#' Get Query Variables
#'
#' @description Create a table for the input dataset which binds the necessary
#' rows for a `derive_vars_query()` call with the relevant `SRCVAR`, `TERM_NAME_ID`
#' and a temporary index if it is necessary
#'
#' **Note:** This function is the first step performed in `derive_vars_query()`
#' requested by some users to be present independently from it.
#'
#' @details This function can be used to derive CDISC variables such as
#' `SMQzzNAM`, `SMQzzCD`, `SMQzzSC`, `SMQzzSCN`, and `CQzzNAM` in ADAE and
#' ADMH, and variables such as `SDGzzNAM`, `SDGzzCD`, and `SDGzzSC` in ADCM.
#' An example usage of this function can be found in the
#' [OCCDS vignette](../articles/occds.html).
#'
#' A query dataset is expected as an input to this function. See the
#' [Queries Dataset Documentation vignette](../articles/queries_dataset.html)
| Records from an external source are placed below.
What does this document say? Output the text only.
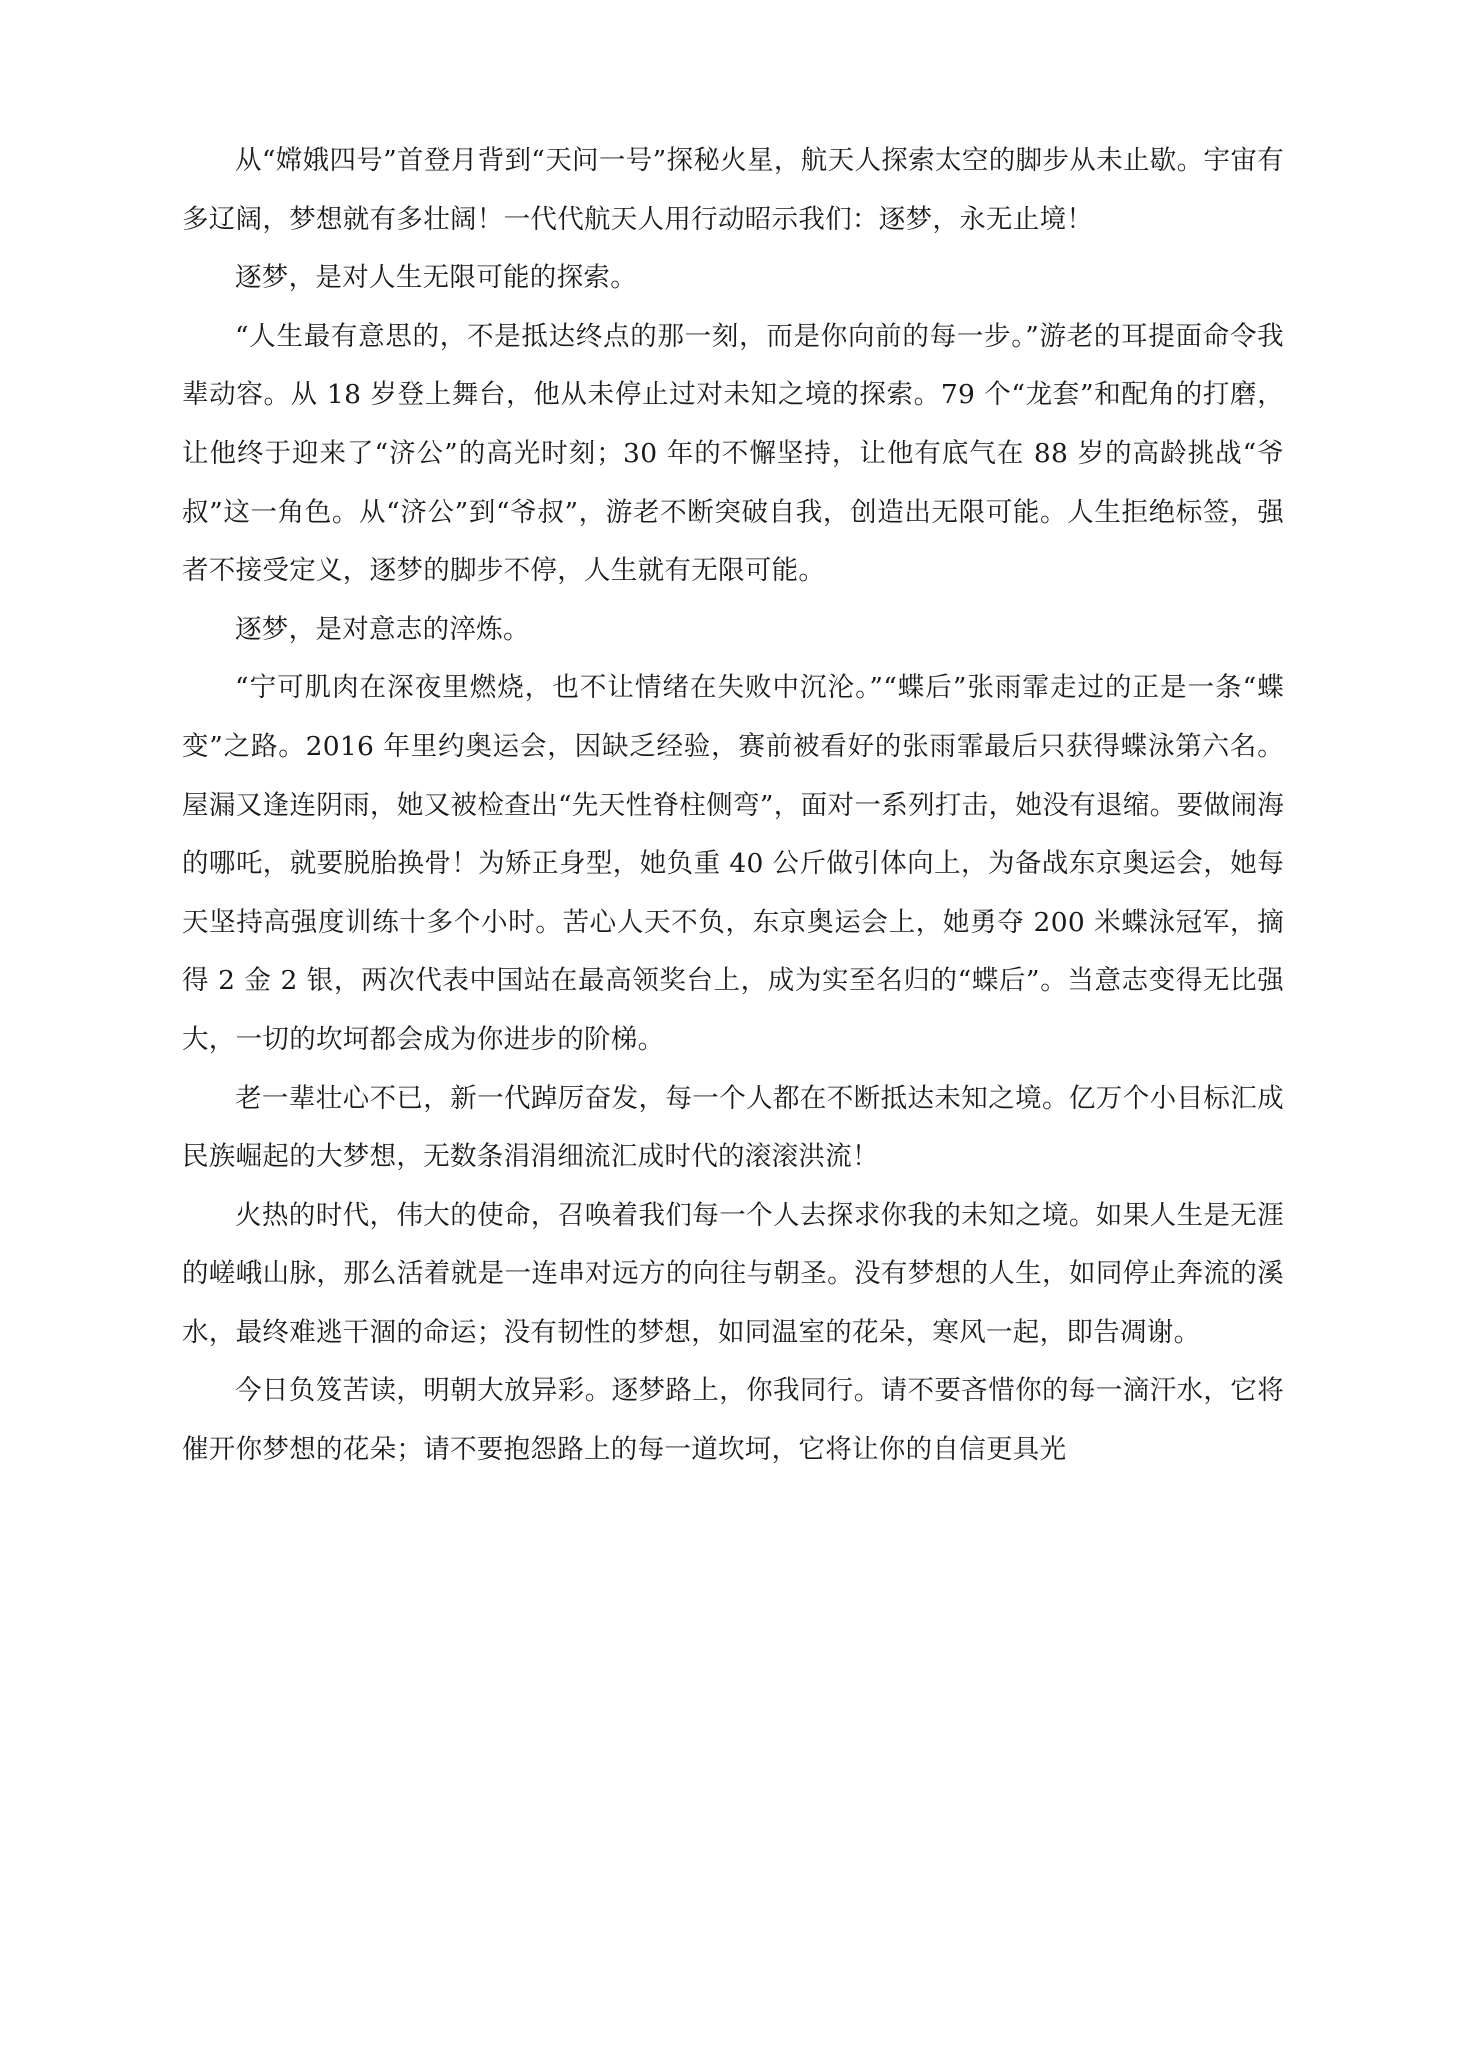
从“嫦娥四号”首登月背到“天问一号”探秘火星，航天人探索太空的脚步从未止歇。宇宙有多辽阔，梦想就有多壮阔！一代代航天人用行动昭示我们：逐梦，永无止境！

逐梦，是对人生无限可能的探索。

“人生最有意思的，不是抵达终点的那一刻，而是你向前的每一步。”游老的耳提面命令我辈动容。从 18 岁登上舞台，他从未停止过对未知之境的探索。79 个“龙套”和配角的打磨，让他终于迎来了“济公”的高光时刻；30 年的不懈坚持，让他有底气在 88 岁的高龄挑战“爷叔”这一角色。从“济公”到“爷叔”，游老不断突破自我，创造出无限可能。人生拒绝标签，强者不接受定义，逐梦的脚步不停，人生就有无限可能。

逐梦，是对意志的淬炼。

“宁可肌肉在深夜里燃烧，也不让情绪在失败中沉沦。”“蝶后”张雨霏走过的正是一条“蝶变”之路。2016 年里约奥运会，因缺乏经验，赛前被看好的张雨霏最后只获得蝶泳第六名。屋漏又逢连阴雨，她又被检查出“先天性脊柱侧弯”，面对一系列打击，她没有退缩。要做闹海的哪吒，就要脱胎换骨！为矫正身型，她负重 40 公斤做引体向上，为备战东京奥运会，她每天坚持高强度训练十多个小时。苦心人天不负，东京奥运会上，她勇夺 200 米蝶泳冠军，摘得 2 金 2 银，两次代表中国站在最高领奖台上，成为实至名归的“蝶后”。当意志变得无比强大，一切的坎坷都会成为你进步的阶梯。

老一辈壮心不已，新一代踔厉奋发，每一个人都在不断抵达未知之境。亿万个小目标汇成民族崛起的大梦想，无数条涓涓细流汇成时代的滚滚洪流！

火热的时代，伟大的使命，召唤着我们每一个人去探求你我的未知之境。如果人生是无涯的嵯峨山脉，那么活着就是一连串对远方的向往与朝圣。没有梦想的人生，如同停止奔流的溪水，最终难逃干涸的命运；没有韧性的梦想，如同温室的花朵，寒风一起，即告凋谢。

今日负笈苦读，明朝大放异彩。逐梦路上，你我同行。请不要吝惜你的每一滴汗水，它将催开你梦想的花朵；请不要抱怨路上的每一道坎坷，它将让你的自信更具光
#' for descriptions, or call `data("queries")` for an example of a query dataset.
#'
#' For each unique element in `PREFIX`, the corresponding "NAM"
#' variable will be created. For each unique `PREFIX`, if `GRPID` is
#' not "" or NA, then the corresponding "CD" variable is created; similarly,
#' if `SCOPE` is not "" or NA, then the corresponding "SC" variable will
#' be created; if `SCOPEN` is not "" or NA, then the corresponding
#' "SCN" variable will be created.
#'
#' For each record in `dataset`, the "NAM" variable takes the value of
#' `GRPNAME` if the value of `TERMCHAR` or `TERMNUM` in `dataset_queries` matches
#' the value of the respective SRCVAR in `dataset`.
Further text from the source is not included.